Son estos tiempos recios, como diría Teresa de Jesús, nuestra santa castellana, que a todos nos ponen a prueba y a que todos, de un modo u otro nos están cambiando. Sí, la tormenta arrecia. Por eso en noches como la de hoy, el hombre, al menos el creyente, puede, y yo diría debe, gritarle a Dios, preguntarle ¿por qué?, ¿hasta cuándo? Y hacerlo con rabia.
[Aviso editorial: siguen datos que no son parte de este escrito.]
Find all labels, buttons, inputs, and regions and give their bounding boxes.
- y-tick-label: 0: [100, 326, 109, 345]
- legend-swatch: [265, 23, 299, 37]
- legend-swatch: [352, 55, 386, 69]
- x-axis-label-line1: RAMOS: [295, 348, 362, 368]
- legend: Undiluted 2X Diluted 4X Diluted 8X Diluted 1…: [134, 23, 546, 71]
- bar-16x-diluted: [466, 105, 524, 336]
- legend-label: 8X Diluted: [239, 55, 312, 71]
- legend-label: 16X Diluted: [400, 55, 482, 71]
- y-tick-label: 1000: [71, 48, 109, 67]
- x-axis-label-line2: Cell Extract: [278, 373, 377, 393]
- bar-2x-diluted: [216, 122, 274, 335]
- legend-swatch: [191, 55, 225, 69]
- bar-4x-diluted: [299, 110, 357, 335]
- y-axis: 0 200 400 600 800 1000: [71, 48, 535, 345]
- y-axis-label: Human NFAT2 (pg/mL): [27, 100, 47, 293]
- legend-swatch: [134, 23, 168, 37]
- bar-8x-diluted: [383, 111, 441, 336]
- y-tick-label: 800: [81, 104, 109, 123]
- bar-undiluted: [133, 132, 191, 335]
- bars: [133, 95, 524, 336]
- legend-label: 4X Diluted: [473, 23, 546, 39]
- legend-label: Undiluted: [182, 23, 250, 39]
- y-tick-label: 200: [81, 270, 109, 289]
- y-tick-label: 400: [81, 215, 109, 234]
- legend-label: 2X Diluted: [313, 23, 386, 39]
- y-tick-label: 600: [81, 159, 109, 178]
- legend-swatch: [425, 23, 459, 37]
Yo lo hago, y lo hago con las palabras de un salmo, el 76, que parecen escritas para este 20 de enero.
Alzo
mi voz a Dios gritando,
alzo
mi voz a Dios para que me oiga.
En mi
angustia te busco, Señor mío;
de
noche extiendo las manos sin descanso,
y mi
alma rehúsa el consuelo.
Cuando
me acuerdo de Dios, gimo,
y
meditando me siento desfallecer.
Sujetas
los párpados de mis ojos,
y la
agitación no me deja hablar.
Repaso
los días antiguos,
recuerdo
los años remotos;
de
noche lo pienso en mis adentros,
y
meditándolo me pregunto:
"¿Es
que el Señor nos rechaza para siempre
y ya
no volverá a favorecernos?
¿Se ha
agotado ya su misericordia,
se ha
terminado para siempre su promesa?
¿Es
que Dios se ha olvidado de su bondad,
o la cólera cierra sus entrañas?"
El salmo sigue, pero en su lugar quiero compartir también esta noche la única respuesta a mi grito que quiero creer, la única respuesta que me recuerda que sí hay luz, aunque esta noche me cueste verla.
¿Quién
podrá apartarnos del amor de Cristo?: ¿la aflicción?, ¿la angustia?, ¿la
persecución?, ¿el hambre?, ¿la desnudez?, ¿el peligro?, ¿la espada? En todo
esto vencemos fácilmente por aquel que nos ha amado.
Rm.
8,35-37.
Buenas
noches.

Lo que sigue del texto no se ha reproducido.